Atlanta Poised to Get Tough on Panhandling
ED GORDON, host:
Who's a downtown for? In Atlanta, homeless people and their advocates are debating that question with elected officials and the business community. The spark is a proposed city ban on panhandling. From Atlanta, Joshua Levs reports.
JOSHUA LEVS reporting:
Danny Solomon is a 57-year-old trained chef, but his fellow Atlantans might see him standing outside a McDonald's asking for money.
Mr. DANNY SOLOMON (Panhandler): And then I would say, `Pardon me, sir, my name is Danny and I'm homeless and I'm very hungry. I haven't eaten in about two days. I'd appreciate any spare change that you may have or whatever you could spare me. Thank you.'
LEVS: For the last five months, he's been staying in Atlanta's Open Door Community, which houses and feeds some homeless people. Solomon says he averages $25 or $30 a day from panhandling and uses it to buy food or cigarettes.
Mr. SOLOMON: I do know people that, from my experience on the street, that do panhandle for a living. This is how they survive, and to them, it's just a hustle. But there are--the majority of people that ask people for money actually need it.
LEVS: A proposed city ordinance would make that illegal in much of downtown Atlanta. The idea infuriates Murphy Davis, a Presbyterian minister who works at Open Door.
Reverend MURPHY DAVIS (Open Door Community): This is empowerment of police power to sweep the poor under the rug. And I think the important issue here is the criminalization of poverty, which has been a trend in the United States for a long time.

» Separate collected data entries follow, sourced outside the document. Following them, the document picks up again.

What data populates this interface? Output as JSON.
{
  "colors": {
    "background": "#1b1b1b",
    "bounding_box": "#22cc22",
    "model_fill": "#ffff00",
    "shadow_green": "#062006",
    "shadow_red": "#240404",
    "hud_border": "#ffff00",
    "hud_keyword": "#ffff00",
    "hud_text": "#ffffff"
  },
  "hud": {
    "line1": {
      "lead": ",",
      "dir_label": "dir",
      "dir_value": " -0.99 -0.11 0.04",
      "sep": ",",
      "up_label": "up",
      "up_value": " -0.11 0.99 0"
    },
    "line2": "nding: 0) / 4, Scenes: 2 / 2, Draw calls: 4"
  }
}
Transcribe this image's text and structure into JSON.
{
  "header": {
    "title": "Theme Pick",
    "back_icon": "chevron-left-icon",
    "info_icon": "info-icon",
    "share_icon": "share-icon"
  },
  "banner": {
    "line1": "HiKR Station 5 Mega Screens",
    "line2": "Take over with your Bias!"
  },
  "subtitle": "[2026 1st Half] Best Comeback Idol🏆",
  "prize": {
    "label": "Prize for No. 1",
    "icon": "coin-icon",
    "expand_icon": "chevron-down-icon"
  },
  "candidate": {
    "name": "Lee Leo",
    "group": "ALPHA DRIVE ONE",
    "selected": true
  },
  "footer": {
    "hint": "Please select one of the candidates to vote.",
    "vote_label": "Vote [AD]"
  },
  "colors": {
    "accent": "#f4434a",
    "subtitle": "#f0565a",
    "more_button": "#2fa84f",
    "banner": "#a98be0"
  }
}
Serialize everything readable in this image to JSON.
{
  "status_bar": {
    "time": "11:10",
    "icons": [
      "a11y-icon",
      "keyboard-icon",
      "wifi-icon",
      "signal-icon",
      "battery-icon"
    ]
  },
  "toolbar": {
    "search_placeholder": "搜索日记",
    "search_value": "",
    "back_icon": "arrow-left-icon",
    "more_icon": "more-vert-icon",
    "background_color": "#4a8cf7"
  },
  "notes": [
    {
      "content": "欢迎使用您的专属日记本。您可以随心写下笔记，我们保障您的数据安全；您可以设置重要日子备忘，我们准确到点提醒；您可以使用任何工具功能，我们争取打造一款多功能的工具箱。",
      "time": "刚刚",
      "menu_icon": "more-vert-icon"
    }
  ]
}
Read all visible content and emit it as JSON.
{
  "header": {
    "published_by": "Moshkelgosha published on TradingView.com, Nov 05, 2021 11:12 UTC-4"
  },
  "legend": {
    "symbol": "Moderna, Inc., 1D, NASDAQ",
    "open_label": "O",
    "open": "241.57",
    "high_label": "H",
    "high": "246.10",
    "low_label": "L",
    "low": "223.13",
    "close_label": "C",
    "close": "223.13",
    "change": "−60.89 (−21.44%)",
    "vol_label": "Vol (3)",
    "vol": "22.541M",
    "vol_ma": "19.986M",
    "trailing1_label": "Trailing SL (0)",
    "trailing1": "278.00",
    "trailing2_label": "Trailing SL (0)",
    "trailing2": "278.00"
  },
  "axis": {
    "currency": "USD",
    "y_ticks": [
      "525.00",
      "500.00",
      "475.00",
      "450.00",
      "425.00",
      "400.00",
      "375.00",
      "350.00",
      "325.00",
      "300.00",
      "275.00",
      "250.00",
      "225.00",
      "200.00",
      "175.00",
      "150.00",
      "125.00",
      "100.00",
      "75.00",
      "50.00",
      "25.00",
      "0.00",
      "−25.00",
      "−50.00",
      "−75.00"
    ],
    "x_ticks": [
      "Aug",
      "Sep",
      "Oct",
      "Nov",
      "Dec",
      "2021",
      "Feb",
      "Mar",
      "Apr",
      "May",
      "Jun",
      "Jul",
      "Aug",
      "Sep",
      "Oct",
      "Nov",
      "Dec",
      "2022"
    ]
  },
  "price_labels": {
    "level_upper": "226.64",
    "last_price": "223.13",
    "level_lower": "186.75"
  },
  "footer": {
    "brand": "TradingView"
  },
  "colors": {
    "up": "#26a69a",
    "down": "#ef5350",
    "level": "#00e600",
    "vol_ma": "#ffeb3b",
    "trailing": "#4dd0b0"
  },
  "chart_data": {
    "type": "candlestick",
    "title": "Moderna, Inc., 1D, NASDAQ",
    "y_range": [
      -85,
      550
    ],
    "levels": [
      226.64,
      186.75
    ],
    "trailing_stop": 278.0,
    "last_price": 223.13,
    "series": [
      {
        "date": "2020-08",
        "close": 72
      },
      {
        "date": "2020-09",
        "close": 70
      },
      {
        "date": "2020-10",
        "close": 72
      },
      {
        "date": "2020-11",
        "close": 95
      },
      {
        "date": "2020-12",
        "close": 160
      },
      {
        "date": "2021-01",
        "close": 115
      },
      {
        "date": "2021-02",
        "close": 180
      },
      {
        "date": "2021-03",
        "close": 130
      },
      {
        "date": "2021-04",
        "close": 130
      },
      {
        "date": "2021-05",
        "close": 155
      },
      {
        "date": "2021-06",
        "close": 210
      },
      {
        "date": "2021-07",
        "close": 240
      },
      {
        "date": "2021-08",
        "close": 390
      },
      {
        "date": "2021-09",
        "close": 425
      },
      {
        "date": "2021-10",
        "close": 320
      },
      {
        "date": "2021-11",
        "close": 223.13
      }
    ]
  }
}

LEVS: A group called the Martin Luther King Campaign for Economic Justice launched a protest against the ordinance. Vice President Tony Sinkfield was once homeless himself.
Mr. TONY SINKFIELD (Vice President, Martin Luther King Campaign for Economic Justice): It's a violation of freedoms of speech and the right to exist.
LEVS: An Atlanta City Council member who's leading the effort for the ban says it would curb freedom of speech, but he says there's a compelling governmental interest.
Mr. LAMAR WILLIS (Atlanta City Council): We're trying to make sure that we don't erode the economic base of this city.
LEVS: Lamar Willis says panhandling is keeping some people away from downtown, threatening the convention and tourism business that generates $3 billion a year.
Mr. WILLIS: When businesses refuse to remain in downtown Atlanta, when conventioneers and tourists refuse to come into downtown Atlanta, if we can't undergird that, then we are going to be in a world of trouble.
LEVS: A group called Central Atlanta Progress helped shape the legislation. Its president, A.J. Robinson, says visitors and locals frequently complain the panhandling makes them feel unsafe.
Mr. A.J. ROBINSON (President, Central Atlanta Progress): Absolutely, and particularly at night. If you're accosted on the street at night by somebody who looks menacing, it creates a lot of fear. It's the number-one thing that people complain about our downtown community.
LEVS: He says there's no hard proof panhandling has cost Atlanta a convention, but he says it's a real problem. Competitor cities like Las Vegas and Miami have tough anti-panhandling laws. Councilman Willis proposed an ordinance, and Mayor Shirley Franklin recently submitted a similar one. The proposed legislation would allow panhandlers three strikes. At first, they'd be warned and be told about resources for homeless and hungry people, including a 340-bed center opening this summer. The third time, they could be jailed or fined. Willis says that's aimed at the professional panhandlers. He denies any efforts to hide Atlanta's poor.
Mr. WILLIS: We want to help our homeless population, but at the same time if we erode the economic fiber of this city, there will be no one to help us help them.
LEVS: He says he grew up poor in Atlanta, and he's knows it's possible to get by without panhandling. It's unclear whether the ordinance will pass. For NPR News, I'm Joshua Levs in Atlanta.